Bij het begin van de coronacrisis was er nog zeer weinig bekend over dit nieuwe virus. Belangrijke beslissingen – inclusief het opschorten van alle lessen op school – werden genomen onder druk van de omstandigheden en op basis van nog beperkte informatie. Plannen over de heropstart van de scholen moesten op korte termijn uitgewerkt en weer bijgestuurd worden – met heel wat verwarring tot gevolg. Het Vlaams Onderwijsveld wil beter voorbereid zijn op volgend schooljaar. “Corona zal ook volgend schooljaar nog een realiteit zijn”, zegt minister van Onderwijs Ben Weyts. “Scholen hebben duidelijke kaders nodig om zich voor te bereiden op verschillende scenario’s.”

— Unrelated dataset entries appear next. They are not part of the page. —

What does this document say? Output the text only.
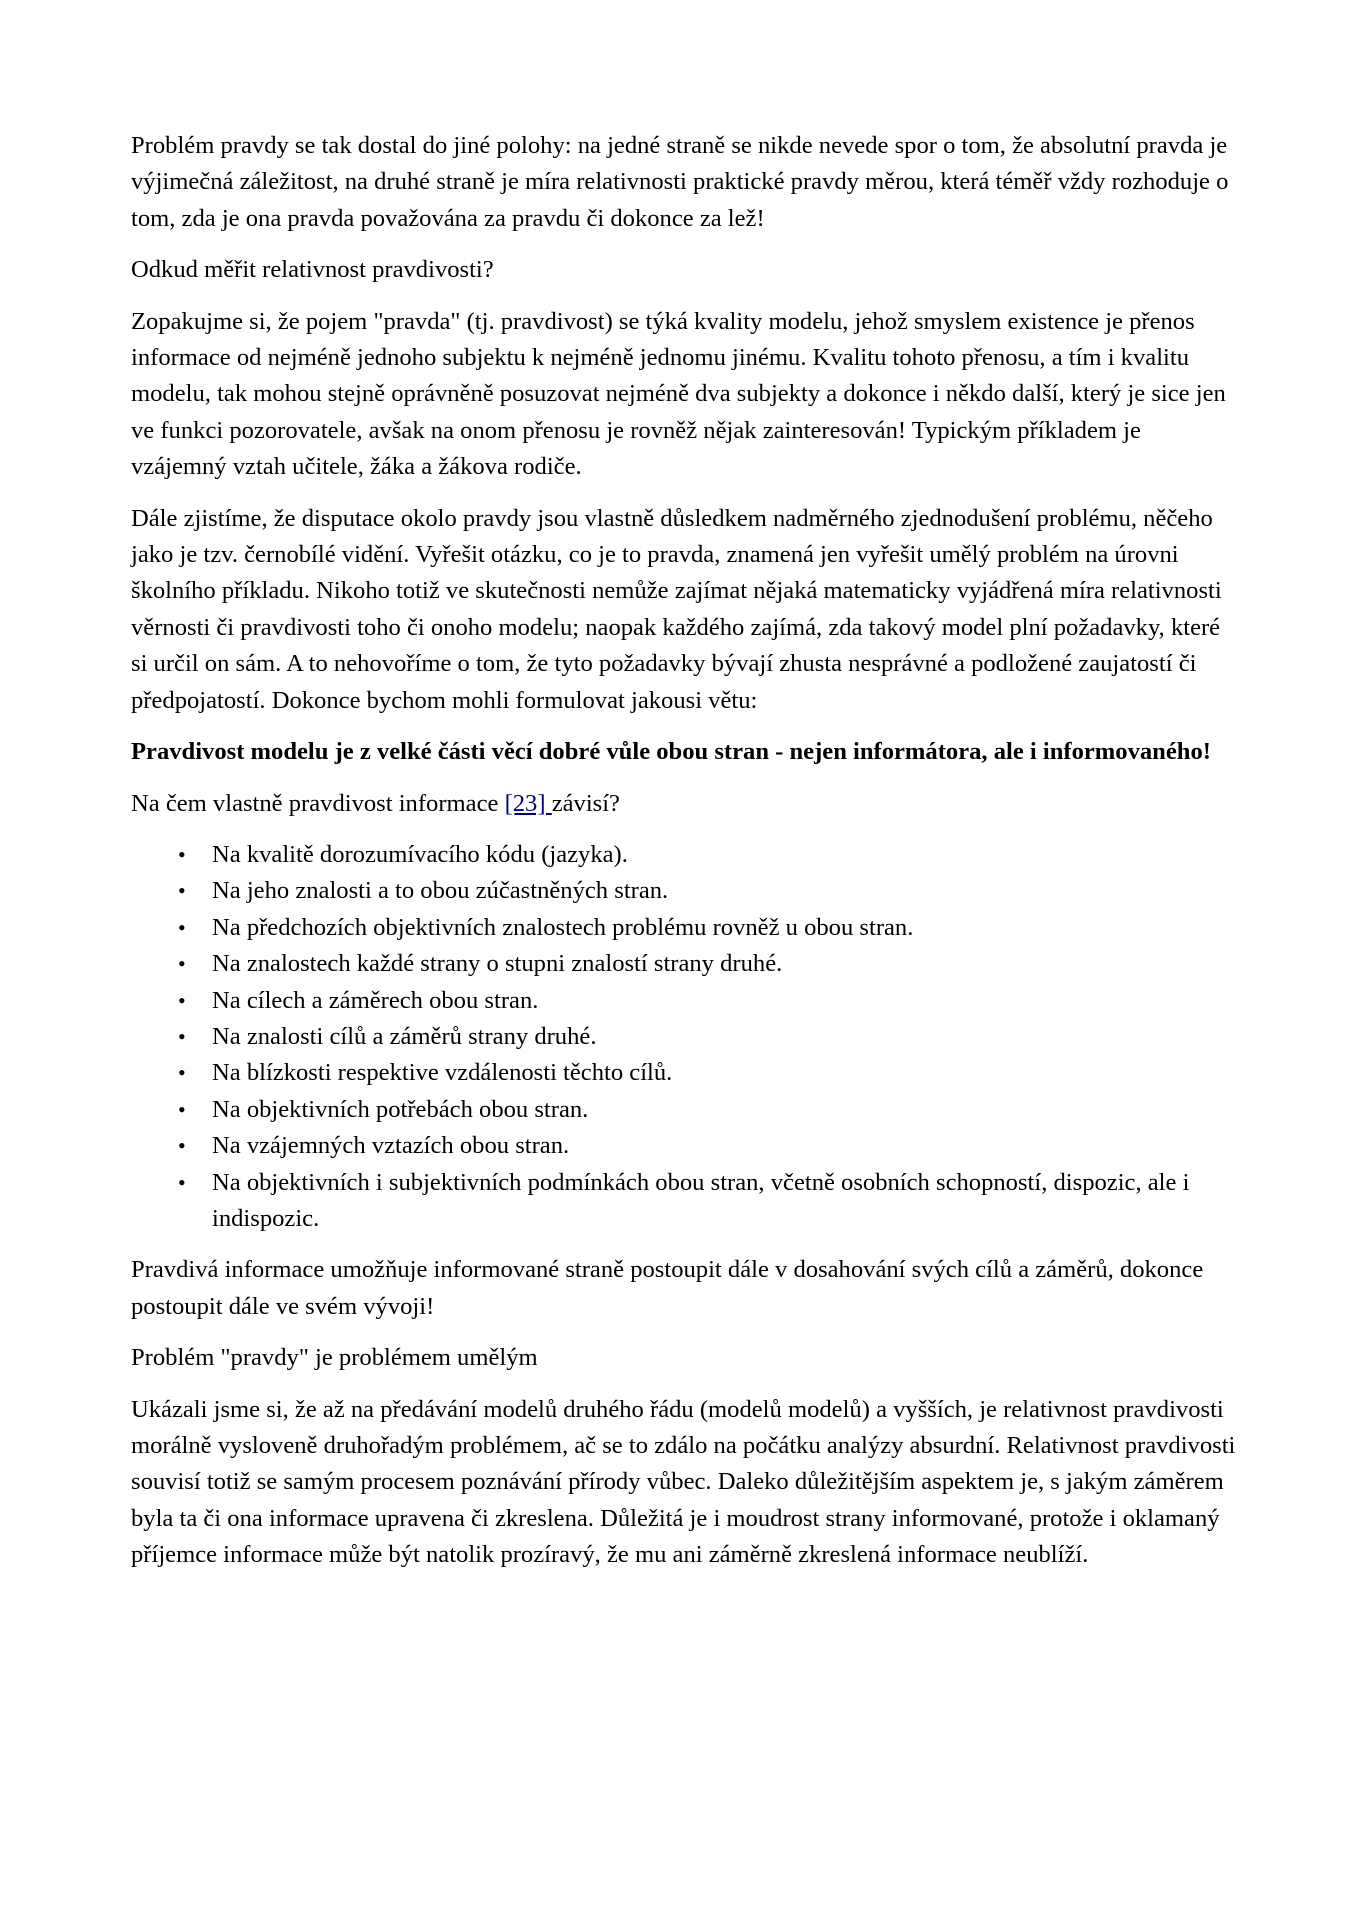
Problém pravdy se tak dostal do jiné polohy: na jedné straně se nikde nevede spor o tom, že absolutní pravda je výjimečná záležitost, na druhé straně je míra relativnosti praktické pravdy měrou, která téměř vždy rozhoduje o tom, zda je ona pravda považována za pravdu či dokonce za lež!

Odkud měřit relativnost pravdivosti?

Zopakujme si, že pojem "pravda" (tj. pravdivost) se týká kvality modelu, jehož smyslem existence je přenos informace od nejméně jednoho subjektu k nejméně jednomu jinému. Kvalitu tohoto přenosu, a tím i kvalitu modelu, tak mohou stejně oprávněně posuzovat nejméně dva subjekty a dokonce i někdo další, který je sice jen ve funkci pozorovatele, avšak na onom přenosu je rovněž nějak zainteresován! Typickým příkladem je vzájemný vztah učitele, žáka a žákova rodiče.

Dále zjistíme, že disputace okolo pravdy jsou vlastně důsledkem nadměrného zjednodušení problému, něčeho jako je tzv. černobílé vidění. Vyřešit otázku, co je to pravda, znamená jen vyřešit umělý problém na úrovni školního příkladu. Nikoho totiž ve skutečnosti nemůže zajímat nějaká matematicky vyjádřená míra relativnosti věrnosti či pravdivosti toho či onoho modelu; naopak každého zajímá, zda takový model plní požadavky, které si určil on sám. A to nehovoříme o tom, že tyto požadavky bývají zhusta nesprávné a podložené zaujatostí či předpojatostí. Dokonce bychom mohli formulovat jakousi větu:

Pravdivost modelu je z velké části věcí dobré vůle obou stran - nejen informátora, ale i informovaného!

Na čem vlastně pravdivost informace [23] závisí?

• Na kvalitě dorozumívacího kódu (jazyka).
• Na jeho znalosti a to obou zúčastněných stran.
• Na předchozích objektivních znalostech problému rovněž u obou stran.
• Na znalostech každé strany o stupni znalostí strany druhé.
• Na cílech a záměrech obou stran.
• Na znalosti cílů a záměrů strany druhé.
• Na blízkosti respektive vzdálenosti těchto cílů.
• Na objektivních potřebách obou stran.
• Na vzájemných vztazích obou stran.
• Na objektivních i subjektivních podmínkách obou stran, včetně osobních schopností, dispozic, ale i indispozic.

Pravdivá informace umožňuje informované straně postoupit dále v dosahování svých cílů a záměrů, dokonce postoupit dále ve svém vývoji!

Problém "pravdy" je problémem umělým

Ukázali jsme si, že až na předávání modelů druhého řádu (modelů modelů) a vyšších, je relativnost pravdivosti morálně vysloveně druhořadým problémem, ač se to zdálo na počátku analýzy absurdní. Relativnost pravdivosti souvisí totiž se samým procesem poznávání přírody vůbec. Daleko důležitějším aspektem je, s jakým záměrem byla ta či ona informace upravena či zkreslena. Důležitá je i moudrost strany informované, protože i oklamaný příjemce informace může být natolik prozíravý, že mu ani záměrně zkreslená informace neublíží.
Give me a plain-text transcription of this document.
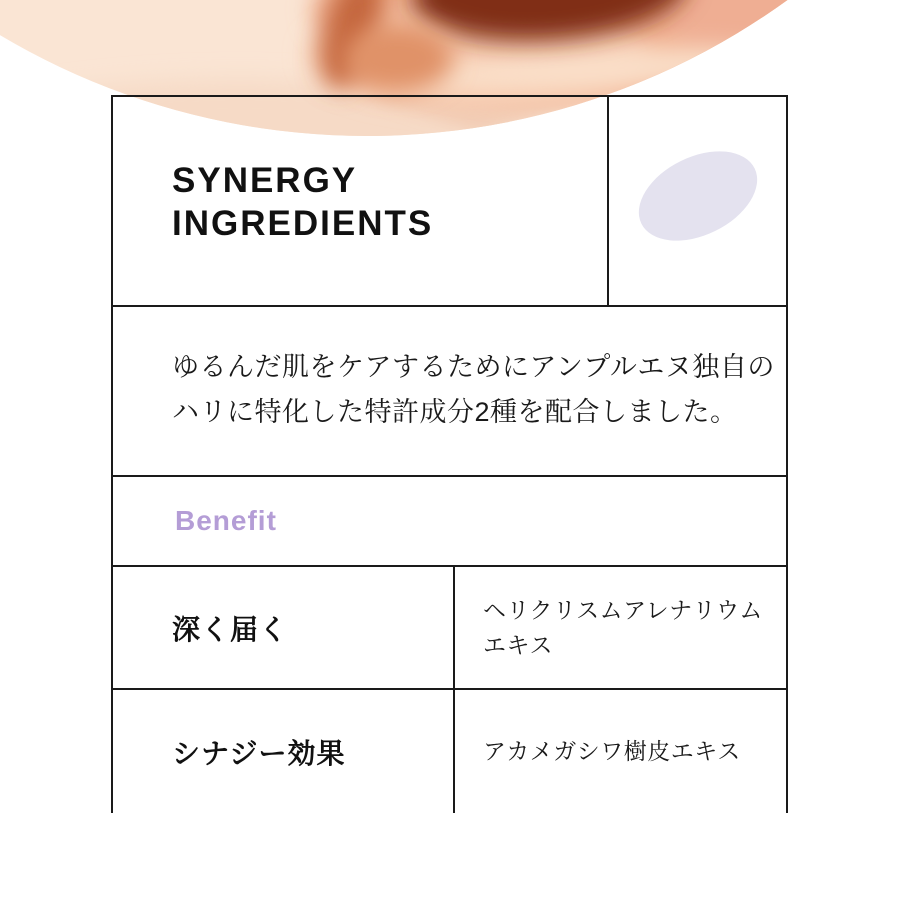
SYNERGY
INGREDIENTS
ゆるんだ肌をケアするためにアンプルエヌ独自の
ハリに特化した特許成分2種を配合しました。
Benefit
深く届く
ヘリクリスムアレナリウム
エキス
シナジー効果	アカメガシワ樹皮エキス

Weyts heeft nu in overleg met de onderwijspartners (o.a. de vakbonden, onderwijsverstrekkers en CLB’s), de experts van de GEES en de andere Gemeenschappen verschillende scenario’s uitgewerkt. Het plan houdt rekening met verschillende ‘pandemieniveaus’, met meer of minder verspreiding van het virus. Aan elk niveau zijn concrete maatregelen gekoppeld over onder meer het aantal leerlingen dat tegelijk op school zit, het aantal dagen op school, afstandsonderwijs, groepsactiviteiten, speelplaatsregels, mondmaskers, social distancing, verluchting, extra beschermingsmateriaal, inschrijvingen, stages, examens ... In niveau Groen is het risico op besmetting zo goed als onbestaand, in niveau Geel is het risico laag, in niveau Oranje is het risico matig en in niveau Rood is het risico hoog. Zonder nieuwe escalatie van het virus zouden de scholen op 1 september 2020 starten in niveau Geel. Vanaf niveau Geel maakt elke school een lokale risicoanalyse, op grond waarvan wordt vastgelegd onder welke voorwaarden ze geheel of gedeeltelijk kan functioneren.
Het uitgangspunt van het plan is om in élk scenario het recht op leren maximaal te garanderen. In het basisonderwijs blijven de scholen in elk pandemieniveau 5 dagen per week open voor alle leerjaren. Dankzij voortschrijdend wetenschappelijk inzicht weten we immers dat het risico op verspreiding en kwetsbaarheid pas toeneemt vanaf 12 jaar. De kleuter- en de lagere scholen zullen volgend schooljaar dus niet meer collectief gesloten worden. Ook in het secundair onderwijs kunnen alle scholen open voor alle leerjaren en alle leerlingen. In niveau Geel worden alle leerjaren vier dagen per week verwacht op school. Een dag per week, in beginsel woensdag, wordt er dan afstandsonderwijs georganiseerd, waarbij de ene leerling bijgespijkerd kan worden en de andere leerlingen meer verdiepende leerstof krijgt.
Ook voor het niet-leerplichtonderwijs staat het recht op leren voorop. Voor cursisten van de centra voor basiseducatie (CBE) en de centra voor volwassenenonderwijs (CVO) is dit onderwijs vaak noodzakelijk in economisch of maatschappelijke zin. Het Deeltijds Kunstonderwijs (DKO) spiegelt zich afhankelijk van de leeftijd van de leerlingen aan de regels van het leerplichtonderwijs dan wel aan de regels van het volwassenenonderwijs.
De scholen zelf werden over dit plan geïnformeerd via een digitale nieuwsbrief naar alle directies, na het overleg met de onderwijspartners.
“Ik besef dat deze stap groot is en dat er nog heel wat praktische vragen beantwoord moeten worden in draaiboeken. Maar met dit plan kunnen scholen zich voorbereiden op veranderende omstandigheden”, zegt Weyts. “We moeten kunnen schakelen tussen verschillende fases zonder dat we telkens moeten improviseren over wat er nodig is. Directeurs, leerkrachten, leerlingen en ouders hebben recht op deze duidelijkheid en stabiliteit. En de kinderen hebben recht op onderwijs, maximaal in hun klas.”